I wouldn't say that knowing your data is the most difficult thing in data science, but it is time-consuming. Therefore, it's easy to overlook this initial step and jump too soon into the water.

So I tried to learn how to swim before jumping into the water. Based on Hair et al. (2013), chapter 'Examining your data', I did my best to follow a comprehensive, but not exhaustive, analysis of the data. I'm far from reporting a rigorous study in this kernel, but I hope that it can be useful for the community, so I'm sharing how I applied some of those data analysis principles to this problem.

Despite the strange names I gave to the chapters, what we are doing in this kernel is something like:

Understand the problem. We'll look at each variable and do a philosophical analysis about their meaning and importance for this problem.
Univariable study. We'll just focus on the dependent variable ('SalePrice') and try to know a little bit more about it.
Multivariate study. We'll try to understand how the dependent variable and independent variables relate.
Basic cleaning. We'll clean the dataset and handle the missing data, outliers and categorical variables.
Test assumptions. We'll check if our data meets the assumptions required by most multivariate techniques.

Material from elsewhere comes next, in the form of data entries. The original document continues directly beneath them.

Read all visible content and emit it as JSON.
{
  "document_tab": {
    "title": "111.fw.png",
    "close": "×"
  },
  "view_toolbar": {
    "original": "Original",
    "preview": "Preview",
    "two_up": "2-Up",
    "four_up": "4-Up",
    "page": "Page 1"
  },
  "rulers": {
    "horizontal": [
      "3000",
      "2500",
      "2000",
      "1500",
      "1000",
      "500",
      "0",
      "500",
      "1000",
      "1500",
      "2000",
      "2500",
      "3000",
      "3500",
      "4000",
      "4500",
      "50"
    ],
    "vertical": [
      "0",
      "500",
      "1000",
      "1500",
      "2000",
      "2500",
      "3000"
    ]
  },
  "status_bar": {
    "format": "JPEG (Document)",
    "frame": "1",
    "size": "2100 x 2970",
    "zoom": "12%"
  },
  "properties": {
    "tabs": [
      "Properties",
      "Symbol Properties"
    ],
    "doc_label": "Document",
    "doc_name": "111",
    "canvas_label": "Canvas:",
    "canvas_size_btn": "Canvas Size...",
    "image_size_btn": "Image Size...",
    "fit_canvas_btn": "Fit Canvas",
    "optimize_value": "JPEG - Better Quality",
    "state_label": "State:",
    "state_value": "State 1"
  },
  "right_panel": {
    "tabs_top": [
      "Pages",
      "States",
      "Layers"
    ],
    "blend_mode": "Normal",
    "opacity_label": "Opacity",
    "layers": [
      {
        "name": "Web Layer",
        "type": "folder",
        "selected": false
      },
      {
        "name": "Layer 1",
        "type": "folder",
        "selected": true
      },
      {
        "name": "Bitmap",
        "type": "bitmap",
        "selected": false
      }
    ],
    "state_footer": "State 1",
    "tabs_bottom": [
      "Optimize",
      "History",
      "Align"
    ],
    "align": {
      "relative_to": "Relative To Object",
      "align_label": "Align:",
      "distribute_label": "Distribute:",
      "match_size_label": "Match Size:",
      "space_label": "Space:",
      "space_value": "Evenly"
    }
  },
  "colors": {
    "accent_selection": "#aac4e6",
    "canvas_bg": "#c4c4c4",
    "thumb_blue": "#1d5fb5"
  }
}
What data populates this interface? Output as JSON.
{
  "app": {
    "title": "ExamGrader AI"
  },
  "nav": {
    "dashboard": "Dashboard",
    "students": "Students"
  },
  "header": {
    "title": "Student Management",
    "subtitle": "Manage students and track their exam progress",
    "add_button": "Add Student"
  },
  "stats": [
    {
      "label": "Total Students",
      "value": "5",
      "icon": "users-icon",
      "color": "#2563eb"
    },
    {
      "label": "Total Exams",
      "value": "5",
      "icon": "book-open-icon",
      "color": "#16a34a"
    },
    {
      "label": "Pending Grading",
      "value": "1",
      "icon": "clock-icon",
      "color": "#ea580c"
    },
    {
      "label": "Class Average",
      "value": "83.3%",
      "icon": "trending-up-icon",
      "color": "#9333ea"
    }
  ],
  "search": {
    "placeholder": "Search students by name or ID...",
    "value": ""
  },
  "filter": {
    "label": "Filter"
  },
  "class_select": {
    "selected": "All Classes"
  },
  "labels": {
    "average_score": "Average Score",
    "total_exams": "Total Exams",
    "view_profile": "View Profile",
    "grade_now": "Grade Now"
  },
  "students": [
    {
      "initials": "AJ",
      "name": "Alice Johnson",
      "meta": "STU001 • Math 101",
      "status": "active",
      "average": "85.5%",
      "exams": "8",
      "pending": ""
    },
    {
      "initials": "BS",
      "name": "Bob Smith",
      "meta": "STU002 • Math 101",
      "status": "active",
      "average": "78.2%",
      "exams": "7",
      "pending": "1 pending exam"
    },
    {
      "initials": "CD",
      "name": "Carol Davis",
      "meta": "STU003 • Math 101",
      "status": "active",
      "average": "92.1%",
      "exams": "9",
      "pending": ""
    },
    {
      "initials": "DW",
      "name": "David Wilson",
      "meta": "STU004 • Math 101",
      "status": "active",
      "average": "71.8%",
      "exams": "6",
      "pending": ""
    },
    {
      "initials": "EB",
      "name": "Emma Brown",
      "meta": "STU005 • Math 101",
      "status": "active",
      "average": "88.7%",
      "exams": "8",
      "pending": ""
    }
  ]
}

Now, it's time to have fun!

#invite people for the Kaggle party
import pandas as pd
import matplotlib.pyplot as plt
import seaborn as sns
import numpy as np
from scipy.stats import norm
from sklearn.preprocessing import StandardScaler
from scipy import stats
import warnings
warnings.filterwarnings('ignore')
%matplotlib inline

#bring in the six packs
df_train = pd.read_csv('../input/train.csv')

#check the decoration
df_train.columns

Index(['Id', 'MSSubClass', 'MSZoning', 'LotFrontage', 'LotArea', 'Street',
       'Alley', 'LotShape', 'LandContour', 'Utilities', 'LotConfig',
       'LandSlope', 'Neighborhood', 'Condition1', 'Condition2', 'BldgType',
       'HouseStyle', 'OverallQual', 'OverallCond', 'YearBuilt', 'YearRemodAdd',
       'RoofStyle', 'RoofMatl', 'Exterior1st', 'Exterior2nd', 'MasVnrType',
       'MasVnrArea', 'ExterQual', 'ExterCond', 'Foundation', 'BsmtQual',
       'BsmtCond', 'BsmtExposure', 'BsmtFinType1', 'BsmtFinSF1',
       'BsmtFinType2', 'BsmtFinSF2', 'BsmtUnfSF', 'TotalBsmtSF', 'Heating',
       'HeatingQC', 'CentralAir', 'Electrical', '1stFlrSF', '2ndFlrSF',
       'LowQualFinSF', 'GrLivArea', 'BsmtFullBath', 'BsmtHalfBath', 'FullBath',
       'HalfBath', 'BedroomAbvGr', 'KitchenAbvGr', 'KitchenQual',
       'TotRmsAbvGrd', 'Functional', 'Fireplaces', 'FireplaceQu', 'GarageType',
       'GarageYrBlt', 'GarageFinish', 'GarageCars', 'GarageArea', 'GarageQual',
       'GarageCond', 'PavedDrive', 'WoodDeckSF', 'OpenPorchSF',
       'EnclosedPorch', '3SsnPorch', 'ScreenPorch', 'PoolArea', 'PoolQC',
       'Fence', 'MiscFeature', 'MiscVal', 'MoSold', 'YrSold', 'SaleType',
       'SaleCondition', 'SalePrice'],
      dtype='object')